Выбрать главу

Глава вторая.

Кригер мечтает и вспоминает

Долго не мог заснуть. Сначала в сторожке было жарко и душно от печки, сжёгшей весь кислород. Но печка быстро остыла, и сквозь фанерные стены потек сентябрьский холод.

Я лежал на топчанчике вначале раздевшись, потом укрывшись байковым нечистым, местами протертым до свечения одеялом. Потом набросил поверх одеяла и ватник. Вставать и подтапливать печку не хотелось.

Я думал.

О своем разводящем, ничтожном Игоре Марьяновиче. О старшем помощнике со снабженца, пьяненьком и жалком Саше. Но больше всего - о диспетчере с Центрального поста.

Я отчетливо видел перед собою его лицо. У меня от природы живое воображение, а эстетически напряженная жизнь развила его до чрезвычайной степени. Стоит мне мельком подумать о человеке, даже никогда мною не виденном, и он как живой встаёт передо мною, со своими особенностями мимики и пластики, со своими обертонами голоса и со своими деталями одежды.

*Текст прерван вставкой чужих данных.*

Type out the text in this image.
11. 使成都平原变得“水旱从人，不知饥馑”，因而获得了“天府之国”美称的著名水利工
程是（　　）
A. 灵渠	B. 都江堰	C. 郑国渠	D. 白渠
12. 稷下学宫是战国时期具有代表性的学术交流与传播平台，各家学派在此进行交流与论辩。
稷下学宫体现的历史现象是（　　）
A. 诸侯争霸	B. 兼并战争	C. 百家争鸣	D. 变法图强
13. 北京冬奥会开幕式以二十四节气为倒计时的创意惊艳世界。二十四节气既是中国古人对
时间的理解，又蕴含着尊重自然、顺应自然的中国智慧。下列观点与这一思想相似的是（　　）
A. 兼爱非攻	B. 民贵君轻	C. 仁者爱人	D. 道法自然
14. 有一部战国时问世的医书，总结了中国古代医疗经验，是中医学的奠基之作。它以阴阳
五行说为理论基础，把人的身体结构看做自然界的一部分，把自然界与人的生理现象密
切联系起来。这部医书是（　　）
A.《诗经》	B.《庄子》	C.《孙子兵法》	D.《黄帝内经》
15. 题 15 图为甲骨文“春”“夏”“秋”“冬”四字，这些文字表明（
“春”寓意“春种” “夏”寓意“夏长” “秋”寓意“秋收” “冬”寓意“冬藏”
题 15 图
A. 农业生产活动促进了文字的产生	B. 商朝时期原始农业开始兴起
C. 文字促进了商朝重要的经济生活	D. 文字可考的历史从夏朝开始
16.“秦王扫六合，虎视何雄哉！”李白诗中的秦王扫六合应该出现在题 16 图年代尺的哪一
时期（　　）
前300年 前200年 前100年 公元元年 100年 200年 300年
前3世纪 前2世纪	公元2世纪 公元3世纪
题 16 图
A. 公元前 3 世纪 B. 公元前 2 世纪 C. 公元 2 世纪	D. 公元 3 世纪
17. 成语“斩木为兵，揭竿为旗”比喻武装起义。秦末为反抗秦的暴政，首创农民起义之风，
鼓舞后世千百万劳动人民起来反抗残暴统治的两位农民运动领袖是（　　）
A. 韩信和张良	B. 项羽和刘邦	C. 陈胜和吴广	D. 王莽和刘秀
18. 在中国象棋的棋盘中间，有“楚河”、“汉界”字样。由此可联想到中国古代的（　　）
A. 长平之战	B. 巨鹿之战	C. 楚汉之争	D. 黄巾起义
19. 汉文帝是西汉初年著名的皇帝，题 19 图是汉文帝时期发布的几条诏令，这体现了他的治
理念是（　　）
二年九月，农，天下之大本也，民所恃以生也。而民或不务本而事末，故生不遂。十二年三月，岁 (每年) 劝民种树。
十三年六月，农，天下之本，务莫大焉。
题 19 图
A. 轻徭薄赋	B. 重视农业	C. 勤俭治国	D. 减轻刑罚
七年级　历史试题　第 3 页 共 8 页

Фёдор, как он увиделся мне, был лет сорока, из тех, про кого говорят: пожил на своём веку. Плотная, но не грузная фигура. Быстрые и уверенные движения. И - маленькие глаза, как два клыка. Волк.

Он не чета отребью вроде старпома Саши или мелкому фату вроде моего разводящего. В нём сила, которой я не могу не чувствовать и которую я уже начинаю ненавидеть. Он убийца.

Теперь я не сомневаюсь в том, что ему приходилось убивать людей. Я только пытаюсь решить для себя: как он их убивал? Наслаждался ли подолгу мучениями жертвы? Или приканчивал её мгновенно, не тратя времени и сил сверх необходимого и в следующую минуту забывая о сделанном?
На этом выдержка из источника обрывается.